Adam Brilz, 19, never thought his tall, lean build would land him in hospital but Brilz is among a group of men with a health condition called pneumothorax, where a collection of air in the chest can cause the lung to collapse.
“I noticed when I breathed all the way in, it was really hurting when I got to the top of my breath,” Brilz said.
Brilz was at work when he felt a sharp pain in his side.
“I had a really sharp pain in my right side and I said, ‘this doesn’t seem normal,”” he said.
“It was horridly sharp. It felt like a stabbing pain.”
Brilz went to the medicentre and was told to get an X-Ray, which then determined that his right lung had collapsed by 60 per cent.
“I was little panicked,” Brilz said.
“I’m a healthy kid. I didn’t really have any previous issues. It just happened.”
Growth spurts likely the cause
Experts at the Chest Medicine Clinic say they see three to five patients a week with pneumothorax. Of that number, about half are tall, thin, young men.
Nurse practitioner James Veenstra says the condition may be common in that demographic as a result of a growth spurt.

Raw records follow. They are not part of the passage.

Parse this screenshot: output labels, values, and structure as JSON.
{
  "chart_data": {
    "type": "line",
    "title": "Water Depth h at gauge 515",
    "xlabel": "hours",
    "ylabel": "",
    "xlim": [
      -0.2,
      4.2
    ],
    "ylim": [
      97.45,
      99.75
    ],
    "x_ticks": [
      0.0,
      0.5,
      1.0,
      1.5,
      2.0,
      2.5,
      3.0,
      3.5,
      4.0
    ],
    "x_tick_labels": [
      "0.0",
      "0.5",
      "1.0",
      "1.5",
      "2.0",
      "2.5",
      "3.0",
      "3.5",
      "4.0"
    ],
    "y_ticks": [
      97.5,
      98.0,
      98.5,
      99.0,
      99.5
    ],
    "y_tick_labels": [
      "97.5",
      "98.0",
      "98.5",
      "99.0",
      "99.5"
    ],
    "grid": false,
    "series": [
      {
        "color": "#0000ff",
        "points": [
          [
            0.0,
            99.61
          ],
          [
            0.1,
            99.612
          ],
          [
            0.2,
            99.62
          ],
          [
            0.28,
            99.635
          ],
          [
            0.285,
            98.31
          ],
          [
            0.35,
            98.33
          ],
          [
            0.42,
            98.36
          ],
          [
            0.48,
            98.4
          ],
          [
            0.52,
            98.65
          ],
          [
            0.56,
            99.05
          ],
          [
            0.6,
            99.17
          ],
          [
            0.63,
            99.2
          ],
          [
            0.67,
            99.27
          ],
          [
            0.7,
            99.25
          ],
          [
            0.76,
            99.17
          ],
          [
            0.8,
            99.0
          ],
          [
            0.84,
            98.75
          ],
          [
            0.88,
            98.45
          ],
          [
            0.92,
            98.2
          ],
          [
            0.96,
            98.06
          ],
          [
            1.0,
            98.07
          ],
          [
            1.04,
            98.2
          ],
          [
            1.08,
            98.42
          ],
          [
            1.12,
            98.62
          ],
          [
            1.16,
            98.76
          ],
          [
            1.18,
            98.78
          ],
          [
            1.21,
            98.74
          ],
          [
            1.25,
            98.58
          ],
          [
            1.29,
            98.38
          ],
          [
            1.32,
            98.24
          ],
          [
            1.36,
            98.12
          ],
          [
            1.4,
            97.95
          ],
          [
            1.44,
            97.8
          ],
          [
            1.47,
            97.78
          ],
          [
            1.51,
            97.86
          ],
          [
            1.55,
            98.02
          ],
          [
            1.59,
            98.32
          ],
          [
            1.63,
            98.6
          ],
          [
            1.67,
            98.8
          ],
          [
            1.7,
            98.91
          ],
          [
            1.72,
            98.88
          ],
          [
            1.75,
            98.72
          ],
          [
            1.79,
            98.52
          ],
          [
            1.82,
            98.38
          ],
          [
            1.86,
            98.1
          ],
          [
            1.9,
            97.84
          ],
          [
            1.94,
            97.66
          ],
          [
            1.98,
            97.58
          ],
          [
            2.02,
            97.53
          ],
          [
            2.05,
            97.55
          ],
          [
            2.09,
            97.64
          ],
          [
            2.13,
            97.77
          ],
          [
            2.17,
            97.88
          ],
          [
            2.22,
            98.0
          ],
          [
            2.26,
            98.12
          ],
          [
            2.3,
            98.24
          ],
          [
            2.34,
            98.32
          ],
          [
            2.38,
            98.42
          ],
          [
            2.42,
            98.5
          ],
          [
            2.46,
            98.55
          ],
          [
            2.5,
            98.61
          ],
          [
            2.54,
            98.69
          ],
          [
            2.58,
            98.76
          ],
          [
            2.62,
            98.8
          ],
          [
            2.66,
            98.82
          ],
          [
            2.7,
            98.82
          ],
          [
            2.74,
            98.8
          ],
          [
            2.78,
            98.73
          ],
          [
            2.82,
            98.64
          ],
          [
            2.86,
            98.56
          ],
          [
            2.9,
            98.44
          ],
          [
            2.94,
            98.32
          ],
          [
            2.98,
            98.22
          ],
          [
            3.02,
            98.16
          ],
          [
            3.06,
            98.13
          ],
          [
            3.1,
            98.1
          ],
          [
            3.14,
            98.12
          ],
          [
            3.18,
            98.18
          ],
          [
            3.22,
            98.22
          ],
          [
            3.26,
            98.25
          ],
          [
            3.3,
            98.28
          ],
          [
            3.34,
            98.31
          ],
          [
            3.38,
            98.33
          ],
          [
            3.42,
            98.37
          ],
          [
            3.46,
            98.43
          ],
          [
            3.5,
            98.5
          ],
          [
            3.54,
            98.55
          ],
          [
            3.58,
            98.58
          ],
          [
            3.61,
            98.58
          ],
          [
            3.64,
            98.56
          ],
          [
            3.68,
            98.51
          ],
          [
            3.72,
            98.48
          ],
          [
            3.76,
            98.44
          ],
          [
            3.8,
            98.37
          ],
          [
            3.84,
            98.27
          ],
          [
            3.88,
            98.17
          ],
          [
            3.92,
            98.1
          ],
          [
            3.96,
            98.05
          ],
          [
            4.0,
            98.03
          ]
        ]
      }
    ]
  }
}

“The main theory is the lung is weakened in individuals who grow and grow in a significant way in terms of a growth spurt and that can cause weakening of the lung, which leads to what is called to a bleb or a cyst,” Veenstra explains.
“If you think of a cyst like bubble wrap, if one of those bubbles ruptures, air can escape from the lung and cause the lung to collapse.”
While pneumothorax is common in teens and those in their 20s, Veenstra says the condition is also common in those who smoke and can be caused by a chest injury or underlying lung disease.
“The most common is people who have spontaneous pneumothorax in a younger age group,” he said.
Treatment depends on how large the pneumothorax is and medical history of the patient.
Veenstra says Brilz’ case was severe.
Brilz required surgery to re-inflate the lung and a second surgery tor remove the ruptured air blisters called blebs to try to prevent future cases.
He spent nine days in hospital and was released with a fully-functioning lung and a slim chance that he’d suffer from a collapsed lung again.
“Now they said it’s like a less in one per cent chance that it’s going to happen again,” he said.
Now Brilz is telling friends who fall into that tall, thin category, to see a doctor if they feel chest pain or shortness of breath.
“I told all my tall, lanky friends, if you feel a sharp pain in your left or right side, go get that checked out immediately,” he said.
“I said make sure you go check that out because it’s pretty dangerous.”